Many observers, including us, thought Obama would see a much bigger bounce in the polls from the sweet, sweet justice brought to bin Laden's doorstep. Despite the predictions, Obama's bounce has been one of the smallest in Presidential history for a major national security event. In fact, Shawn Mitchell's rubber band ball got a bigger bounce than Obama.

The folks at Public Opinion Strategies (POS), who we referenced when we first analyzed what the potential polling impact would be, have a five part analysis as to why this bounce is more dead cat than rubber band ball. 

1. This was good news: If you look back at the POS chart — yes, we know, an unfortunate acronym — of the polling bounce of Presidents after major national security events, the events that gave the biggest bounces were bad news, like 9/11 or Pearl Harbor. Good news doesn't cause people to rally around the flag to the same degree.

2. Obama's liberal base was already home: Generally the first subset to give a President a boost in the polls is the base coming home, but in this case, Obama never had a liberal problem. According to POS:  

Gallup had Obama’s approval at 86% with liberal Democrats and at 83% with African Americans. In the week after, his approval with liberal Democrats was unchanged, and his approval with African Americans increased just three points.

We don't fully buy this argument, because we never expected liberals to be most happy about the bin Laden killing. In fact, it’s the whiny Progressive bed wetters who are calling for an end to predator strikes and the Guantanamo detainment of bin Laden's buddies. We thought independents and conservatives would give Obama his biggest boost, but POS's third point explains why this didn't happen.

3. The public is more informed than ever: In this hyper-informed electorate, with up-to-the-second news on Twitter, endless analysts poring over Obama's every (failed) policy, and Facebook political discussions occuring round the clock, voters already have a pretty filled in picture of Obama. If you hate Obamacare (we do), his Cabinet (Fire Salazar), and his knee-jerk liberal and big government response to most issues, then this one event isn't likely to shade your view of Obama much. 

4. The economy continues to dominate the issue agenda: As we pointed out on Tuesday, a NBC poll had Obama registering the lowest approval rating ever for his economic policies at a bargain basement 37%. If gas prices stay high, unemployment even higher, and voters (rightly) have the sense that Obama's government excesses are causing more harm than good, then that leaves little room for positive increases in your view of Obama. Bin Laden may be dead, but being unemployed or in fear of losing your job makes a bigger difference to you.

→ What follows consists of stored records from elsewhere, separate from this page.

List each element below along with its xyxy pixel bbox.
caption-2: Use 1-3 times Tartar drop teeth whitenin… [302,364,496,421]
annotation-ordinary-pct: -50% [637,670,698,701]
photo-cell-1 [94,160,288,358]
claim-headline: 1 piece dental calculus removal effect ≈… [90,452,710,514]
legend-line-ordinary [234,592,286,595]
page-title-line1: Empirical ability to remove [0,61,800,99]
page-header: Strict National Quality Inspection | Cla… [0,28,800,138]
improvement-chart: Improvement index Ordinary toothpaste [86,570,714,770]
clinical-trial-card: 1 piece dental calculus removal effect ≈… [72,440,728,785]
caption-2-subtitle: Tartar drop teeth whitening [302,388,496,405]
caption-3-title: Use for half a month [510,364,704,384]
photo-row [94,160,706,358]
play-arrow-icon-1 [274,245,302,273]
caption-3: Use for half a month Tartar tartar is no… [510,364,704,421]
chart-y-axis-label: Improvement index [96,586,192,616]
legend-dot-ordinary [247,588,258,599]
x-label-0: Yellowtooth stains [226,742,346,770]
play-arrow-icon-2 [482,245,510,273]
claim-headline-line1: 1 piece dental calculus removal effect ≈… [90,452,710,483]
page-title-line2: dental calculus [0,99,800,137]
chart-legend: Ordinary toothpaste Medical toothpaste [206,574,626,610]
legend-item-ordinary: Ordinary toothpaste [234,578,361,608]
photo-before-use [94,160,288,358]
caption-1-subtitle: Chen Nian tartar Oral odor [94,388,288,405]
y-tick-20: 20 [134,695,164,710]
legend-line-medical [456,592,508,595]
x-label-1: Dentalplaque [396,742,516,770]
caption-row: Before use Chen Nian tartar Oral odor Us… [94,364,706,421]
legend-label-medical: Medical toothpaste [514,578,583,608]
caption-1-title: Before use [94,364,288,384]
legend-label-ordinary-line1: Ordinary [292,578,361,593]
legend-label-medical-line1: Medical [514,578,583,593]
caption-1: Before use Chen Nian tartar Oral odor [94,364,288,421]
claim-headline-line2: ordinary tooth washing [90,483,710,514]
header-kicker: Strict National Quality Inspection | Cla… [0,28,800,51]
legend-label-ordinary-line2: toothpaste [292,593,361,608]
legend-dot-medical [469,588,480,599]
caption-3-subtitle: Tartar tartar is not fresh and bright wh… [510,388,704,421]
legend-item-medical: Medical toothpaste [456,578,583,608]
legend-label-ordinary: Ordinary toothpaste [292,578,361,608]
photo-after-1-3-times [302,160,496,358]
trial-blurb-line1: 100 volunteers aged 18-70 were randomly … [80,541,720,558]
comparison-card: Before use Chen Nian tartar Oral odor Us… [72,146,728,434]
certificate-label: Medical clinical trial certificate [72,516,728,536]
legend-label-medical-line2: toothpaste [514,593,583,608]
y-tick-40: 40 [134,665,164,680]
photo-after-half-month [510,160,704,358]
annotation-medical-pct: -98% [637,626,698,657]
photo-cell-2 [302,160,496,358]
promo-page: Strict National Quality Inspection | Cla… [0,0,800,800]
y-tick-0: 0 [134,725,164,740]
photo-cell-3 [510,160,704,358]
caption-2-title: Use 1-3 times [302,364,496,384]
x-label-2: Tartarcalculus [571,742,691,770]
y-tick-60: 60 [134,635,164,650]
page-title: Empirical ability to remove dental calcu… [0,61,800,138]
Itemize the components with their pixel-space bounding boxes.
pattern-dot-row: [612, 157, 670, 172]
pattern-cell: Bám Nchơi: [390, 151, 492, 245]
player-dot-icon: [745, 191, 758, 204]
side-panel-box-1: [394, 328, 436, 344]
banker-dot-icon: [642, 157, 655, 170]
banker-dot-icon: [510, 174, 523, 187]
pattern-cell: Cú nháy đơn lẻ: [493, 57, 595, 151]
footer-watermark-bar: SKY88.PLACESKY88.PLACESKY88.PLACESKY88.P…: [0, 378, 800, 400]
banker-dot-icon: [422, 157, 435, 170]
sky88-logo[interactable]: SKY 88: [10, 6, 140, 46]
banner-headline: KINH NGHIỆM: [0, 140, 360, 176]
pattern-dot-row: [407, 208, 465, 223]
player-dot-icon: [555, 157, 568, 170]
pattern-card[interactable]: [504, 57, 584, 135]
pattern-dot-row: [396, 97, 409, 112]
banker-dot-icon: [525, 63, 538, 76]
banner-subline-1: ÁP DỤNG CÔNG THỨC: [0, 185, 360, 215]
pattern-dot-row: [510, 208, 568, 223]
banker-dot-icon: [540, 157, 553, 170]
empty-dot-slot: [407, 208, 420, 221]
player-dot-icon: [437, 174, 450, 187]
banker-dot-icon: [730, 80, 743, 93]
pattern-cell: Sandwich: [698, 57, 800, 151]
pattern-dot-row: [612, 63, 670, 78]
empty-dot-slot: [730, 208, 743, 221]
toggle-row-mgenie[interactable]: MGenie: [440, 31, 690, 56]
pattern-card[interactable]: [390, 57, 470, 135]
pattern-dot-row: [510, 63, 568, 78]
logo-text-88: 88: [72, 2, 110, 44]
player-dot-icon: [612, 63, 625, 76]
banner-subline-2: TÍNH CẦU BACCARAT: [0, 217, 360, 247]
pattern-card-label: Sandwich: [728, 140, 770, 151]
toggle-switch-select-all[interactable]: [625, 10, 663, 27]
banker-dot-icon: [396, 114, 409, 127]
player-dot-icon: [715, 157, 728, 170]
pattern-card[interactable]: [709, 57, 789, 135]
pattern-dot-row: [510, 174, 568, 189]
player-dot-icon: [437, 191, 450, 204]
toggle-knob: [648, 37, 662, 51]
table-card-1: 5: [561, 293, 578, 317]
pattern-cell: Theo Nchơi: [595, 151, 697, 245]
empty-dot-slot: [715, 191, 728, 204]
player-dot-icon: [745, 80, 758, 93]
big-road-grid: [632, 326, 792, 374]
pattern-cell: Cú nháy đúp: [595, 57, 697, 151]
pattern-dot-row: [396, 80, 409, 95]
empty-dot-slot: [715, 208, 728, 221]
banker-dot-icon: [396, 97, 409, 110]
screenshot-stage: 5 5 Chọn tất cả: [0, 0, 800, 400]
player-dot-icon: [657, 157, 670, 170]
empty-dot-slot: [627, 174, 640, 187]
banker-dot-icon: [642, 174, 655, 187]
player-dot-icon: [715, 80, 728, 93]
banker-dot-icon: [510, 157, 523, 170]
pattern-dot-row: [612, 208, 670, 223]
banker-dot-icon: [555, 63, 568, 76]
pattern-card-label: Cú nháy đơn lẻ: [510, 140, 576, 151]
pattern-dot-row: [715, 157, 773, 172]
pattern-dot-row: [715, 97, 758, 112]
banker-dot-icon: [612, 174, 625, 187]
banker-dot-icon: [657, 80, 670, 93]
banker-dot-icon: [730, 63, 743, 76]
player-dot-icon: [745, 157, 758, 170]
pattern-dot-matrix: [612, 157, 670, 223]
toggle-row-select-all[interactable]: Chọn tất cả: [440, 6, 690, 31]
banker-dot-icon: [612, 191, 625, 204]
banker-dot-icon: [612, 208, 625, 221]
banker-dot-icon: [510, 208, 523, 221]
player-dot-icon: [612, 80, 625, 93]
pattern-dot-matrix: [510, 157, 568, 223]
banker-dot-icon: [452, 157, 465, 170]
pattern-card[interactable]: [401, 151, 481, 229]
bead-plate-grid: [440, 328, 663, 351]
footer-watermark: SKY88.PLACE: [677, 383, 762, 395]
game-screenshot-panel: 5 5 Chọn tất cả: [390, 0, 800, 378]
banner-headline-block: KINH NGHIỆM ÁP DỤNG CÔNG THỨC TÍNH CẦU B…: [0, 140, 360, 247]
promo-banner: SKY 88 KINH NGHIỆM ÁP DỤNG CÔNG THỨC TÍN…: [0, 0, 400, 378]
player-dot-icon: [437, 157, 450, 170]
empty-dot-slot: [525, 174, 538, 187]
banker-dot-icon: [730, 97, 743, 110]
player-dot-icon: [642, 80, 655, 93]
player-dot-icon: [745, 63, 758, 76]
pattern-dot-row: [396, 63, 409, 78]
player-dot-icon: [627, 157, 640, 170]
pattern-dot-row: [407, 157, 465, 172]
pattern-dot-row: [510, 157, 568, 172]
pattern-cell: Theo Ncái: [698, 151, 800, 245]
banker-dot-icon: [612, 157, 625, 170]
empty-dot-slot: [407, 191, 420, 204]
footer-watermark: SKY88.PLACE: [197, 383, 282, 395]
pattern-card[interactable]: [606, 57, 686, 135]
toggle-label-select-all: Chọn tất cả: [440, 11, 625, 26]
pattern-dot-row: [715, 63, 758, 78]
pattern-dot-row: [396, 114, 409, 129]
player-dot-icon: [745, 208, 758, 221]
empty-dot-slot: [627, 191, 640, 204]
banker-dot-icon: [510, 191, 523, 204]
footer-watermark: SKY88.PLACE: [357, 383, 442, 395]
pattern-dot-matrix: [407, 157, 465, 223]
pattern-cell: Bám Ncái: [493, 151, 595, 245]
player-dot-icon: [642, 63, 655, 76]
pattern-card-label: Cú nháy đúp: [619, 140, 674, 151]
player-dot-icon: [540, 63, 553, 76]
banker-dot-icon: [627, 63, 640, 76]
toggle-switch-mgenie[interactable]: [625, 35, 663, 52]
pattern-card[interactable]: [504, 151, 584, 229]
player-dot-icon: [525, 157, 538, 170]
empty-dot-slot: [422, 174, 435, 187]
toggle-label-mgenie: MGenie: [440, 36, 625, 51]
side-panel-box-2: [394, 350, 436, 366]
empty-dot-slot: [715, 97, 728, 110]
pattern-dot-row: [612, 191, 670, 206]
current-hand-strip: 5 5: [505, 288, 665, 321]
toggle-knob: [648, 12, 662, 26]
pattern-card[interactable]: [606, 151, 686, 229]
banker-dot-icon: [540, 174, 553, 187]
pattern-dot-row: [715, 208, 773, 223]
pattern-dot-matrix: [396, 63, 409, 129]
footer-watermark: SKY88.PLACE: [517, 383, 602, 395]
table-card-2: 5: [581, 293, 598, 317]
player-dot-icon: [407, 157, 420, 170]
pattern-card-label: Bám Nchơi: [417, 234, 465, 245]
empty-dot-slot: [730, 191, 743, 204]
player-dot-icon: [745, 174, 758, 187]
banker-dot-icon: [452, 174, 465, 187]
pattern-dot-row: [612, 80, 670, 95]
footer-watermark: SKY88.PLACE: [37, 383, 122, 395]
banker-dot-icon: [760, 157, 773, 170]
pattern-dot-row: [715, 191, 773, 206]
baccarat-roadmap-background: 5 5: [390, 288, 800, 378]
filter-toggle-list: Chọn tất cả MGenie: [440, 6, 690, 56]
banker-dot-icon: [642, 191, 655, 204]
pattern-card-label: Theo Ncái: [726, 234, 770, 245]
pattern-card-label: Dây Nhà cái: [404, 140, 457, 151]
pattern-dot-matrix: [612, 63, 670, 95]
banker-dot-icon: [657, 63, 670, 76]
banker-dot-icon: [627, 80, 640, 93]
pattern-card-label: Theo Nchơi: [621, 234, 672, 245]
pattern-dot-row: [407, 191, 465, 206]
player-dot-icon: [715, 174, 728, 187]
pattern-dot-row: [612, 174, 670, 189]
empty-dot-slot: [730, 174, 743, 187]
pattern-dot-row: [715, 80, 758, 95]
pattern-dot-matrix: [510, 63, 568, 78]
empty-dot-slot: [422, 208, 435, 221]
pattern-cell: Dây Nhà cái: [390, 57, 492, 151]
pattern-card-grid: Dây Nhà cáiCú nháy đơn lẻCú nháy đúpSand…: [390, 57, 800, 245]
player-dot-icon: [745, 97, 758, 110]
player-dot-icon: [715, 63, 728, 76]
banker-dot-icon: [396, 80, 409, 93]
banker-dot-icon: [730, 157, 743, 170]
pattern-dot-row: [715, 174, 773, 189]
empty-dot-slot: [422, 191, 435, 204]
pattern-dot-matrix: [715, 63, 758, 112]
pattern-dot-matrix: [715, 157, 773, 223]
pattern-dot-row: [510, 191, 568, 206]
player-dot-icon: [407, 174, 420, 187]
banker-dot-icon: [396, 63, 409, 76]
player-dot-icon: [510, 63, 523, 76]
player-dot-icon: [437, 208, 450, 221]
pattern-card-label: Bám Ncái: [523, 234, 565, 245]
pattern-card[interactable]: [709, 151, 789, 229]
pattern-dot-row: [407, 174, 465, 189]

5. There is no telling the impact of the White House messing up the narrative: This one, we feel, underscores Obama's Presidency, in that it was the best moment of his Presidency and he still couldn't get it right. First they reported that bin Laden had used his wife as a shield and died in a firefight with the SEALs. Then they tell the public that, in fact, it wasn't his wife and she wasn't used as a shield. And then they say that actually bin Laden wasn't armed. A long line of corrections and retelling of the story led to a press corps and public scratching their heads as to why Obama and his administration couldn't get this slam dunk narrative right. Bin Laden is dead thanks to Obama's decision to order the raid and yet Obama finds a way to look incompetent. In the days when the administration was supposed to sit back and enjoy the glow of success, instead they were making one correction after another.

We were shocked at first that Obama didn't get a bigger bounce, but these five reasons put forth by Public Opinion Strategies seem to explain it quite well. People already know Obama as President and they don't like what he's doing. The economy is still in the tank, while filling up your tank takes practically your entire personal economy. Even killing the face of Evil isn't going to erase that from people's minds.